Brief Graeners an die Privatkanzlei Adolf Hitler vom 19.2.36:
"Mein Führer! Am Freitag d. 28. d. M. dirigiere ich meine Oper 'Der Prinz von Homburg' in der Staatsoper. Seit dem ersten Erscheinen des Werkes im März 35 hegte ich die Hoffnung, daß Sie, mein Führer, den Besuch einer Aufführung ermöglichen möchten. In jahrelanger Arbeit habe ich versucht, mit dieser Oper ein nationales Kunstwerk zu schaffen und ich wäre glücklich, wenn Sie, mein Führer, diese von mir zum ersten Mal geleitete Vorstellung am 28. d. M. mit Ihrer Gegenwart beehren würden. In tiefster Ergebenheit Ihr Paul Graener."
Von einer Tagung der Reichsfachschaft deutscher Komponisten sandte Graener im Mai 1936 folgendes Grußtelegramm an Hitler: "Die erste Reichstagung der deutschen Komponisten auf Schloß Burg an der Wupper sendet Ihnen, mein Führer, als dem ersten Künstler der deutschen Nation in steter Einsatzbereitschaft ergebenste Treue. Paul Graener im Namen der Reichsfachschaft Komponisten in der Reichsmusikkammer."
1942 erhielt Graener zu seinem 70. Geburtstag "im Auftrag von Reichsminister Dr. Goebbels mit dessen Bild die vom Führer verliehene Goethe-Medaille".
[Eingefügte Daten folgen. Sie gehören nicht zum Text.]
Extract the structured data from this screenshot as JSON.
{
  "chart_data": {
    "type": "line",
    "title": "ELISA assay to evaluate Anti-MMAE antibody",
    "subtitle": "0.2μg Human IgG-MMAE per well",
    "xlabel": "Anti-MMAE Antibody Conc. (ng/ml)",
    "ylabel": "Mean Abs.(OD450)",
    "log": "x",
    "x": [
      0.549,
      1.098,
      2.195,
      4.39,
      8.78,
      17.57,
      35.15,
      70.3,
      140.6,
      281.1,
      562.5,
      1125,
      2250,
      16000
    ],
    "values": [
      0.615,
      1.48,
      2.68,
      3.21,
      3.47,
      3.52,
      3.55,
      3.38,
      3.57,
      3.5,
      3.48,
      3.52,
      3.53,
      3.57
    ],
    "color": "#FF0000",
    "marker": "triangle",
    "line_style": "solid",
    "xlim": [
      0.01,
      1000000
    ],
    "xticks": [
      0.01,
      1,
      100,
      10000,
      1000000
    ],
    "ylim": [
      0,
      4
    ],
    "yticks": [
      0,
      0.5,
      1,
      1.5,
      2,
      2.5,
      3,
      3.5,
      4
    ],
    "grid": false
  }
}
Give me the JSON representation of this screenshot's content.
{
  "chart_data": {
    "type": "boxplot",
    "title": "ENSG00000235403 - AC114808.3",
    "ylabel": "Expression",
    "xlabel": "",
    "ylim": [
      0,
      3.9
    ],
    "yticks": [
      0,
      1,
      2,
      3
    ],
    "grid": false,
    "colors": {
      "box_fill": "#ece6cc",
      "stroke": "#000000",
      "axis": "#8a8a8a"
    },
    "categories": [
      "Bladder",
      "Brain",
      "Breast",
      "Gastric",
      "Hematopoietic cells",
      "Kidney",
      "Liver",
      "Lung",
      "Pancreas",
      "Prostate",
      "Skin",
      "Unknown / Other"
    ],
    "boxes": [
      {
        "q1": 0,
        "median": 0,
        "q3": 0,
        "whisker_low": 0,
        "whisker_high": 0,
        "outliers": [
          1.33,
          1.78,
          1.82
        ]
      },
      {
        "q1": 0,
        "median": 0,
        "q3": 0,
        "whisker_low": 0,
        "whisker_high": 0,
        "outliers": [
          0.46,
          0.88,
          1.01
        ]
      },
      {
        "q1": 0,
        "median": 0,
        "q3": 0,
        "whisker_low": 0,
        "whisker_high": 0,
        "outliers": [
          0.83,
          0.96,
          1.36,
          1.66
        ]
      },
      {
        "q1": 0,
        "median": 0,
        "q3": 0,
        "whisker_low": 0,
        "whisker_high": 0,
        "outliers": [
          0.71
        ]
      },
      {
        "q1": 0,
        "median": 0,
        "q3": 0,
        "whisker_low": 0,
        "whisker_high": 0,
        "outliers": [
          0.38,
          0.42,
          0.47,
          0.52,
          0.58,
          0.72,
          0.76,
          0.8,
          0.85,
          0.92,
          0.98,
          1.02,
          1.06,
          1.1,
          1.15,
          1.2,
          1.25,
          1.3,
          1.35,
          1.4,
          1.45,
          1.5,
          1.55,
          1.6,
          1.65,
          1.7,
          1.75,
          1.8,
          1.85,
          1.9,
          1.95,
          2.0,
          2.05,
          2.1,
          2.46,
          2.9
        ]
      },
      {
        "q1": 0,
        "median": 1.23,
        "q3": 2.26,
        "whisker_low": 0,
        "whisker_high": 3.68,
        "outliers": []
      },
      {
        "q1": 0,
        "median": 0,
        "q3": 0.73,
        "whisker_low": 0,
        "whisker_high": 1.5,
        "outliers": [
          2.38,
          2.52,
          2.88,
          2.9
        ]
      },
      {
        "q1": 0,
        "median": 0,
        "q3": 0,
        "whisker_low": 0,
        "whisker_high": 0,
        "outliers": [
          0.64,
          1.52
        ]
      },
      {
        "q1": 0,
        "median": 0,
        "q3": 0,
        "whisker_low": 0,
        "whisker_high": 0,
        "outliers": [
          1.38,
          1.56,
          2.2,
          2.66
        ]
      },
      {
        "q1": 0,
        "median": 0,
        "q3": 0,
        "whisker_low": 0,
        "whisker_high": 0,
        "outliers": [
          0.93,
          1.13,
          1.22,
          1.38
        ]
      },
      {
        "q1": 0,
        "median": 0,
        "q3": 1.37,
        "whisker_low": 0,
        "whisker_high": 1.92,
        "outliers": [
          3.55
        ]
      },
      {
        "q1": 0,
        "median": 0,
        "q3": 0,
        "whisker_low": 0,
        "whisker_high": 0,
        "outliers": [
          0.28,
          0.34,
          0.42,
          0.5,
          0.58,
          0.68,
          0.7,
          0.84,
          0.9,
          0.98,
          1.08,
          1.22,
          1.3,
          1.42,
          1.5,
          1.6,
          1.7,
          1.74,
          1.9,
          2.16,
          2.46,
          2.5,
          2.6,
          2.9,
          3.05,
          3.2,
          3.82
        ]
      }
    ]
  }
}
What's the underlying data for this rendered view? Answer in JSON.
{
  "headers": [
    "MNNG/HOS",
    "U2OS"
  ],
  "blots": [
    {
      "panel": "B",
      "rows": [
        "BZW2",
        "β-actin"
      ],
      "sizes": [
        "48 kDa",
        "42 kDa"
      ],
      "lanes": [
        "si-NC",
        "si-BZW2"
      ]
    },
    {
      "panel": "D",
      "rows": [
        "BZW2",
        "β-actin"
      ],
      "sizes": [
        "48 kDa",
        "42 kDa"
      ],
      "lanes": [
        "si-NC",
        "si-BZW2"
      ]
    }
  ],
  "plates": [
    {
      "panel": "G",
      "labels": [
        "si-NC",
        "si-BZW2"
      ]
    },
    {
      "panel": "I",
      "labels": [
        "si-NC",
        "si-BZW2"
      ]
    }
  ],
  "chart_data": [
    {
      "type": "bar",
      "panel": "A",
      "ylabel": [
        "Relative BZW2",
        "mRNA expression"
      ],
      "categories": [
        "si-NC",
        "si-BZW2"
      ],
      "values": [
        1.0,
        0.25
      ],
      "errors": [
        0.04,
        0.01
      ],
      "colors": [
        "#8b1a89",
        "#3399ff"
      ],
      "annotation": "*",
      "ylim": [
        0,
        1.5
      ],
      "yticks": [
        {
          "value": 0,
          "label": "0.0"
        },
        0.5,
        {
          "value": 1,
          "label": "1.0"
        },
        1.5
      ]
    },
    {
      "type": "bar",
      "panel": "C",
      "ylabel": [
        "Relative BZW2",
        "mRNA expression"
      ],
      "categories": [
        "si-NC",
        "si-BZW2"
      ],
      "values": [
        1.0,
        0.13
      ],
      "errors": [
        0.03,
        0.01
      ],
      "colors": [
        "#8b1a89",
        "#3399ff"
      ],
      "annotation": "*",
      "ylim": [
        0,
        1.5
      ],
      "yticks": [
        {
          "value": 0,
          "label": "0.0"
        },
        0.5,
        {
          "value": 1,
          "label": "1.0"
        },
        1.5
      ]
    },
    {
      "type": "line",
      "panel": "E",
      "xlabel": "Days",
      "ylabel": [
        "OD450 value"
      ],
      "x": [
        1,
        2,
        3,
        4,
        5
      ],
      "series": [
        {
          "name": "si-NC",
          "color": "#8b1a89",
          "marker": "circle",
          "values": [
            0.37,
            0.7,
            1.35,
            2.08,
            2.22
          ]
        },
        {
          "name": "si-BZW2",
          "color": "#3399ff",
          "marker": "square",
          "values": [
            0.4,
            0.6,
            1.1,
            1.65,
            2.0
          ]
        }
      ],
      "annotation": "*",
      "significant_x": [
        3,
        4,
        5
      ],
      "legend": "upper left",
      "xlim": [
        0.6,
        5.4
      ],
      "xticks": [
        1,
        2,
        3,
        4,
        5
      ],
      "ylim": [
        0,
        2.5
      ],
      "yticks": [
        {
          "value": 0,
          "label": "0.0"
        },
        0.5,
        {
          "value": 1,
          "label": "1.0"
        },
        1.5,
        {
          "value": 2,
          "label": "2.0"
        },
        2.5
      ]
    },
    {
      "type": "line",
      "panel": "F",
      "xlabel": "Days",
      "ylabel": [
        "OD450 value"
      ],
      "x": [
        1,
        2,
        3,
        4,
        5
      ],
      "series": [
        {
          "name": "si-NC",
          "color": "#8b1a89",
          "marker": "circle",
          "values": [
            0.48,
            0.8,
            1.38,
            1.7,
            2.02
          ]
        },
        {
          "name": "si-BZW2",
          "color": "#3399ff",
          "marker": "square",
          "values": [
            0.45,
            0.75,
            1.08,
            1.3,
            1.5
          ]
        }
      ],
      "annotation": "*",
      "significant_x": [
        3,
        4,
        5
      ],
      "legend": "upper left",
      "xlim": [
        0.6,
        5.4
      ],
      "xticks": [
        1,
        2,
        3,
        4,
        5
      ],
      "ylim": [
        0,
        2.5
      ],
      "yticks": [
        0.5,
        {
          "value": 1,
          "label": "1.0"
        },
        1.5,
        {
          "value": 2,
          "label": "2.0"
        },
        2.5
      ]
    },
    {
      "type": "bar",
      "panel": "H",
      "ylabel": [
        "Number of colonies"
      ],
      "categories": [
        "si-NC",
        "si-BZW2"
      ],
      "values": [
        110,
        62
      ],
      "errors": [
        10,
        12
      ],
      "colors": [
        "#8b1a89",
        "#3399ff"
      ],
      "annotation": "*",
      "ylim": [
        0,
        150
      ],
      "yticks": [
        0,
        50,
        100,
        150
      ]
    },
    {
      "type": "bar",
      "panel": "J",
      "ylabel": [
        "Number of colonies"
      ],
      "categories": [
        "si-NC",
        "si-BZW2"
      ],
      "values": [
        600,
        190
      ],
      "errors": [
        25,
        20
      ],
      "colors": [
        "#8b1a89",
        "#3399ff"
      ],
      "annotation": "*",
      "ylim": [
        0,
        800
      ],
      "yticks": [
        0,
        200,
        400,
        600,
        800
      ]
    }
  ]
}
Man könnte diese Zitate fortführen, doch denke ich, daß deutlich wurde, Graener war keiner der üblichen Mitläufer, sondern aktiver Teilhaber des Nationalsozialismus im Funktionärsrang mit erheblichem Einfluß auf die Musikpolitik des 3. Reiches.
Ich denke, ein abgeschlossenes Leben, zur Historie geworden, ist nicht nur nach dem hinterlassenen Werk zu beurteilen, sondern auch nach Lebensumständen und Geisteshaltung. Alles andere wäre schizophren - jedenfalls im historischen Sinne.